Verizon released their annual Data Breach Investigation Report recently which you can find here. It is a great study of security breaches that occurred in 2013 and provides a good insight into what we can expect in 2014. If there is anything to take away from this report its this, don’t be a statistic in the 2014 report!
The first thing that catches your attention is that 69% of breaches are spotted by external parties. This can be very embarrassing for many businesses, due to disclosure laws you can’t even keep quiet about any breach while you deal with the fallout. So it is imperative businesses have some proactive measures in place to help curb such opportunists.
In no specific order I’ve listed a number brief recommendations to help you and your business minimize the chances of being compromised:
- Employ security best practices throughout the organization covering everything from office security, authentication and access policies.

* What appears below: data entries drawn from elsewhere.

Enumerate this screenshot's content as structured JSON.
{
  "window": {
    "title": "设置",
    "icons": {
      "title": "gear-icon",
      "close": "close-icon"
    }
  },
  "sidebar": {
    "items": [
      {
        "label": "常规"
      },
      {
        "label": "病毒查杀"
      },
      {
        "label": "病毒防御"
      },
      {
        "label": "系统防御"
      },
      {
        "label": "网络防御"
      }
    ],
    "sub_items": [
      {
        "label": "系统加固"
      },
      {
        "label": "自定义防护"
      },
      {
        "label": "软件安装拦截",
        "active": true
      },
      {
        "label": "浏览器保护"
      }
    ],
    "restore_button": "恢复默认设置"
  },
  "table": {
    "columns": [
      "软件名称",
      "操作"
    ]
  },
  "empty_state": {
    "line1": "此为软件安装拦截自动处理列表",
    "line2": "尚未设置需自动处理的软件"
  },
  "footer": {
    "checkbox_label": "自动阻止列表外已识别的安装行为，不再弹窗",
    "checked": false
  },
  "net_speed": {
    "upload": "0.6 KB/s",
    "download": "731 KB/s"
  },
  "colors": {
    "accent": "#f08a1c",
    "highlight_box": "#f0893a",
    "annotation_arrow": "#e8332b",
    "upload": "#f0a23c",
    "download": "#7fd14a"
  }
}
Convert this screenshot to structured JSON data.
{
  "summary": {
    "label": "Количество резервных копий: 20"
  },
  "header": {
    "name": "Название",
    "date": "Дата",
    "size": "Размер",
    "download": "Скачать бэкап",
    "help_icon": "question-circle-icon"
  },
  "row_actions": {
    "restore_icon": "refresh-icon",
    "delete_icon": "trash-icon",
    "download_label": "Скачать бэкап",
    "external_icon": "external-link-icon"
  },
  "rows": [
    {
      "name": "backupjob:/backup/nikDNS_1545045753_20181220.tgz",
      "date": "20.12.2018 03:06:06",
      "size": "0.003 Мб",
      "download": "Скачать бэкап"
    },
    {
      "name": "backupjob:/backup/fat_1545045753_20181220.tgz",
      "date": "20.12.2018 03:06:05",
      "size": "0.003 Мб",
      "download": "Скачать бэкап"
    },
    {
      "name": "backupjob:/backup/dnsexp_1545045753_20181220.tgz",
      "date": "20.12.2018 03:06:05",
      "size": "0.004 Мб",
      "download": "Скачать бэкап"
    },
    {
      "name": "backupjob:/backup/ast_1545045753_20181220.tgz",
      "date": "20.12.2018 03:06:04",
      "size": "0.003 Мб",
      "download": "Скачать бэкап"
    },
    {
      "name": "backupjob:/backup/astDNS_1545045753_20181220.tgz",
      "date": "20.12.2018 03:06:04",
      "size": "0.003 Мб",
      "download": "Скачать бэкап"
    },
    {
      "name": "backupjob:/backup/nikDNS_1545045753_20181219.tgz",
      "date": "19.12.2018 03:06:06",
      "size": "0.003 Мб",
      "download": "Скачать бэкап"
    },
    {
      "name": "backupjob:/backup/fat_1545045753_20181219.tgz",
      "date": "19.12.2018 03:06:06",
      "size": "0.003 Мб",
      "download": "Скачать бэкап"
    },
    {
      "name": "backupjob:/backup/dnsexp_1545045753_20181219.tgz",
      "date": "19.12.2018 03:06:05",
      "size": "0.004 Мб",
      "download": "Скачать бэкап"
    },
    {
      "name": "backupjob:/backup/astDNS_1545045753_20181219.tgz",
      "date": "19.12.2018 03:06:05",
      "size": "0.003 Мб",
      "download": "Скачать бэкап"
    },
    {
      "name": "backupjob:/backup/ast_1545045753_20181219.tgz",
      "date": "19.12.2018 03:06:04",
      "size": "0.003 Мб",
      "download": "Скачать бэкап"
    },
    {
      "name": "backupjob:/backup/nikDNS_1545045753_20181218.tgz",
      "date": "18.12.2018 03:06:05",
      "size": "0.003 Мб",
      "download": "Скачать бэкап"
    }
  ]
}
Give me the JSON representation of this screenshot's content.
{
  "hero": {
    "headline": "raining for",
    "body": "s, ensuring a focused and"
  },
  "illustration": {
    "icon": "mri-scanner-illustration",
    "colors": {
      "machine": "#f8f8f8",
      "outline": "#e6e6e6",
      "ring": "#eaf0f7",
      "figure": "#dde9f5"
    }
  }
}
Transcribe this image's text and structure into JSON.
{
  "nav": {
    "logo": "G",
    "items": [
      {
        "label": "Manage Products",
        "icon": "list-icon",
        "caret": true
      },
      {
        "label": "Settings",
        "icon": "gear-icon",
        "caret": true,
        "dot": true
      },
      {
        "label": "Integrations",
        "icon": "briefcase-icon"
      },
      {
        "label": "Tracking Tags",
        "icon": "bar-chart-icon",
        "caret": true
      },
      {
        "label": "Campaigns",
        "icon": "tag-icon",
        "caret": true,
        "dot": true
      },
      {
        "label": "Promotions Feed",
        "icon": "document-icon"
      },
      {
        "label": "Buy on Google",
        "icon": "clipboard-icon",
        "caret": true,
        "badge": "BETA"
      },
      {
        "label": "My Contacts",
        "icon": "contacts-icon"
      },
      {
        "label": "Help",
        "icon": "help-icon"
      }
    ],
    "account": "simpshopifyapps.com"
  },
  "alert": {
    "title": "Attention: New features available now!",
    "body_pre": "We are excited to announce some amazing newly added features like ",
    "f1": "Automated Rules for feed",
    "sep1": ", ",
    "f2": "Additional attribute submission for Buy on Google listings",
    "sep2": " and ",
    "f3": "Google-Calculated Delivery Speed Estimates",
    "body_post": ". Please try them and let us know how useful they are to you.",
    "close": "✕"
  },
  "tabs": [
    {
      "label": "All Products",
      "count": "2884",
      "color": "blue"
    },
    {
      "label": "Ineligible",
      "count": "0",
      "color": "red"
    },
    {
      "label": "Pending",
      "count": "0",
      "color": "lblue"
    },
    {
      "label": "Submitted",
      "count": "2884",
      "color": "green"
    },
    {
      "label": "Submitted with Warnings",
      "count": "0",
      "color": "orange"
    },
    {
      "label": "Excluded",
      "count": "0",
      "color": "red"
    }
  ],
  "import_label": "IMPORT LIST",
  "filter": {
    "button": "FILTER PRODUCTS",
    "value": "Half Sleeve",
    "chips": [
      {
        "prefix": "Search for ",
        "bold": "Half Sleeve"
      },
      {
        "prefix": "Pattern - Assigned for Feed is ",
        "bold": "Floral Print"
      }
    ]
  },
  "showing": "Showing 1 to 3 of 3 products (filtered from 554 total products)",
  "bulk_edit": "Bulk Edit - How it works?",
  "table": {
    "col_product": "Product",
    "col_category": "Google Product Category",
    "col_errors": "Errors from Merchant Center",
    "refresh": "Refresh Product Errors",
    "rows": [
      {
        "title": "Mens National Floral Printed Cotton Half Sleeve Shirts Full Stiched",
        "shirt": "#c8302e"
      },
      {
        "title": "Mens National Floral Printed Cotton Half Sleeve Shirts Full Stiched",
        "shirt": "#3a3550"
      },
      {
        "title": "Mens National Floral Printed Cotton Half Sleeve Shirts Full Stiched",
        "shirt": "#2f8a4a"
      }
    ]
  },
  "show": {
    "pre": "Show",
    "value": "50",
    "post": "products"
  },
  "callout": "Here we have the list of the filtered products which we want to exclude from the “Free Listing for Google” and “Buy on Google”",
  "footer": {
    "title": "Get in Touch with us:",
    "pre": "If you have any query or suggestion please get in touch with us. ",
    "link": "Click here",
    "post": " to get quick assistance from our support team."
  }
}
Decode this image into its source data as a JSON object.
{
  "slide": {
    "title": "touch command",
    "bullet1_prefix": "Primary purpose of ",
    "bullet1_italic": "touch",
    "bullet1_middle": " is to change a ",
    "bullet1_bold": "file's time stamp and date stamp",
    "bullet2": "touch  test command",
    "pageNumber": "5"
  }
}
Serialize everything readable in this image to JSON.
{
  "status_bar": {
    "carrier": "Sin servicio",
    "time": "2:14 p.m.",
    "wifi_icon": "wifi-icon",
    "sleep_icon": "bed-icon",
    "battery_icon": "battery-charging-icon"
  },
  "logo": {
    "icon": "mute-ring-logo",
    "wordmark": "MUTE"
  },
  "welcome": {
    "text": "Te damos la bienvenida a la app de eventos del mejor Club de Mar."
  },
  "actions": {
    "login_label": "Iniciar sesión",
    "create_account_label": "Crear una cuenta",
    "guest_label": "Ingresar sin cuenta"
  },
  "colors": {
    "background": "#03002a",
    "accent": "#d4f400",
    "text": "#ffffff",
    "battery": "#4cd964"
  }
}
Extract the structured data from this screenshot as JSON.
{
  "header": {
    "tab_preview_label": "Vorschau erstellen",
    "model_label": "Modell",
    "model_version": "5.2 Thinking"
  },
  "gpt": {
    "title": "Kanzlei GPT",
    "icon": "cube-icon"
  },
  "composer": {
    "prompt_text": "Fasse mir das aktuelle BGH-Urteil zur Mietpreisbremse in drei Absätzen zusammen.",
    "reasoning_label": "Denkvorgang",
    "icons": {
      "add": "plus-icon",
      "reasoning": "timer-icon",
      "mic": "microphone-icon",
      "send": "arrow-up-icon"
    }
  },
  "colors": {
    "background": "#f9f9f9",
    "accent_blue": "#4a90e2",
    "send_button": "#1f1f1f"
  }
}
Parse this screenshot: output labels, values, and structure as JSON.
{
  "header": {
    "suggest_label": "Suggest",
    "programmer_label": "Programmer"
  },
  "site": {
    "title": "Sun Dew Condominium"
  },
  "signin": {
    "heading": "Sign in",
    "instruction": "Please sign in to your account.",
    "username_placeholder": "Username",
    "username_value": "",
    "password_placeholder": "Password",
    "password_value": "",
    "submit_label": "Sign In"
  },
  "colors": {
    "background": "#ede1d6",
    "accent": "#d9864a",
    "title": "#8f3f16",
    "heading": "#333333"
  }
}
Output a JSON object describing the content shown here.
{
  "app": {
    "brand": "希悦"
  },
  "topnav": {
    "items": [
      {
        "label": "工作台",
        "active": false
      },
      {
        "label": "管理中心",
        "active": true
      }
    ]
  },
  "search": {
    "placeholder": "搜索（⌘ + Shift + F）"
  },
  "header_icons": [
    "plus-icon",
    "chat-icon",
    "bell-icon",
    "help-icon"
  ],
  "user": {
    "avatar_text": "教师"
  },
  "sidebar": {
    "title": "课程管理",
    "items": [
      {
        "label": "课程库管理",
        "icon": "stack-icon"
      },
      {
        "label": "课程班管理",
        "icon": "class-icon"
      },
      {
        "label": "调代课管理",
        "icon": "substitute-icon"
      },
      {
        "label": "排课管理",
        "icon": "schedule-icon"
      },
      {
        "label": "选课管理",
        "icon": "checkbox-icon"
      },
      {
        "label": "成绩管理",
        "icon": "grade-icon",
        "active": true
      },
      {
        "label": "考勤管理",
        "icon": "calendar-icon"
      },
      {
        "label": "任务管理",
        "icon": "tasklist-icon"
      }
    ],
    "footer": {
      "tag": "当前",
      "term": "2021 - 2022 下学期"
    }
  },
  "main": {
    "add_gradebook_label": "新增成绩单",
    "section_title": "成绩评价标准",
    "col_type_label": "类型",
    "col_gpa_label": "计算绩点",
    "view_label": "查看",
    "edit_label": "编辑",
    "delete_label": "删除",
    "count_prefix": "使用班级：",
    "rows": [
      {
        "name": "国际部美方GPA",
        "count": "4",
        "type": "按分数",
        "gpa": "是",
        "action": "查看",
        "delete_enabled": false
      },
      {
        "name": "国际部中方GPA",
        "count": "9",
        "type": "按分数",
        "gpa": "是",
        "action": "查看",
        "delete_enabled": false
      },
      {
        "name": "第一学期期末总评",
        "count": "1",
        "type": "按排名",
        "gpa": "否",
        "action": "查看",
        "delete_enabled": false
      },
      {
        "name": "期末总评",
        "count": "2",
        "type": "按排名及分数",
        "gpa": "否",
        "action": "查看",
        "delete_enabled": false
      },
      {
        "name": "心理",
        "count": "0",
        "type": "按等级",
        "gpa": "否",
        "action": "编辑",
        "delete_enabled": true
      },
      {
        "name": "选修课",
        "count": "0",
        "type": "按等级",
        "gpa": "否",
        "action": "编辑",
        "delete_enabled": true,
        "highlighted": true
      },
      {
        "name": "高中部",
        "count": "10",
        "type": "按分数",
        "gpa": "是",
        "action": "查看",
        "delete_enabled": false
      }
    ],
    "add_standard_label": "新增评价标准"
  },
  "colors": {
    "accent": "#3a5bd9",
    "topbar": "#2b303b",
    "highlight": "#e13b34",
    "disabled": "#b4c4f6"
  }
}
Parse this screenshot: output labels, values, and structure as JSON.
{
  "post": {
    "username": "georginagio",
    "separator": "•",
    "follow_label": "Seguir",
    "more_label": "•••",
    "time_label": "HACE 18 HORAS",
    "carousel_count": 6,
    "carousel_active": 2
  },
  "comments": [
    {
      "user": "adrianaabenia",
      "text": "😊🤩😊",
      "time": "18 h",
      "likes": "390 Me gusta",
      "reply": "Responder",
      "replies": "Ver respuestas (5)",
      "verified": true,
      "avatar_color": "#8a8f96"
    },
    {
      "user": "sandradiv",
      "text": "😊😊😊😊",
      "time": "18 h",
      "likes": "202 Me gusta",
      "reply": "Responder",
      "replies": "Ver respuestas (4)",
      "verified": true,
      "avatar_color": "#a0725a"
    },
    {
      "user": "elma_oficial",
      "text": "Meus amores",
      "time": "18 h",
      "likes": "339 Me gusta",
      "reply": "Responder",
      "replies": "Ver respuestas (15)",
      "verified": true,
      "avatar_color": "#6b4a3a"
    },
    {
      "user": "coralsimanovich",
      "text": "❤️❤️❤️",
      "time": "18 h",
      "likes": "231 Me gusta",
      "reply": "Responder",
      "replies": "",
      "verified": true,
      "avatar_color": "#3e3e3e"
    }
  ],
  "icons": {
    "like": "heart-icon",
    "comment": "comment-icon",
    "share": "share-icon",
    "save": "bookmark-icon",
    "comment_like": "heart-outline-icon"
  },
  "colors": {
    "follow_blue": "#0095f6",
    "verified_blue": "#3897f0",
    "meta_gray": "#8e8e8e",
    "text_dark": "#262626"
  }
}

- Extend security around applications such as the use of multi-factor authentication and even providing a varied array across systems. For example, Nervepoint Access Manager provides multi-factor authentication during password self service actions but each action can also be configured with a unique set of authentication methods.
- End users and customer service staff account for the highest number of breaches so it’s vital these users are able to use applications like password self service solutions to keep their personal data safe.
- Hackers rely heavily on mining information from social services, as I mentioned in my previous post, employees should avoid using the same passwords on social services as they do on accessing company resources.
- Monitoring and auditing is useful not only in ‘after the fact’ analysis of how the business was breached but also as an upfront measure to avoid breaches in the first place. A lot of systems, splunk, snort, provide a plethora of data that you can use to mitigate breaches before they happen. Nervepoint Access Manager provides real time data through an admin dashboard providing data to potentially foresee any password/account hacking attempts.
- Eliminate unnecessary data and manage access privileges – should everyone have root access to servers ? Should everyone have access to every system ? Businesses need to be more thoughtful on who has access to what.
- Consider provisioning and de-provisioning systems to help with automating new hire enrolment and performing necessary clean up tasks when employees leave. No one wants a disgruntled employee using their old account to hack into the company network.
- Don’t despair! It can seem like a lot to do, that the bad guys are getting ever more sophisticated but the report shows that almost all breaches analysed were classed as low or very low in terms of sophistication that can easily be prevented. So basic measures go along way.
These are just a handful of measures a business can take to help improve security all round and keep them, their assets but more importantly their employees safe. Each business is unique so I would recommend finding the right set of options that work for your own environment, the report itself also provides a good set of recommendations.
Don’t be a statistic in the 2014 report.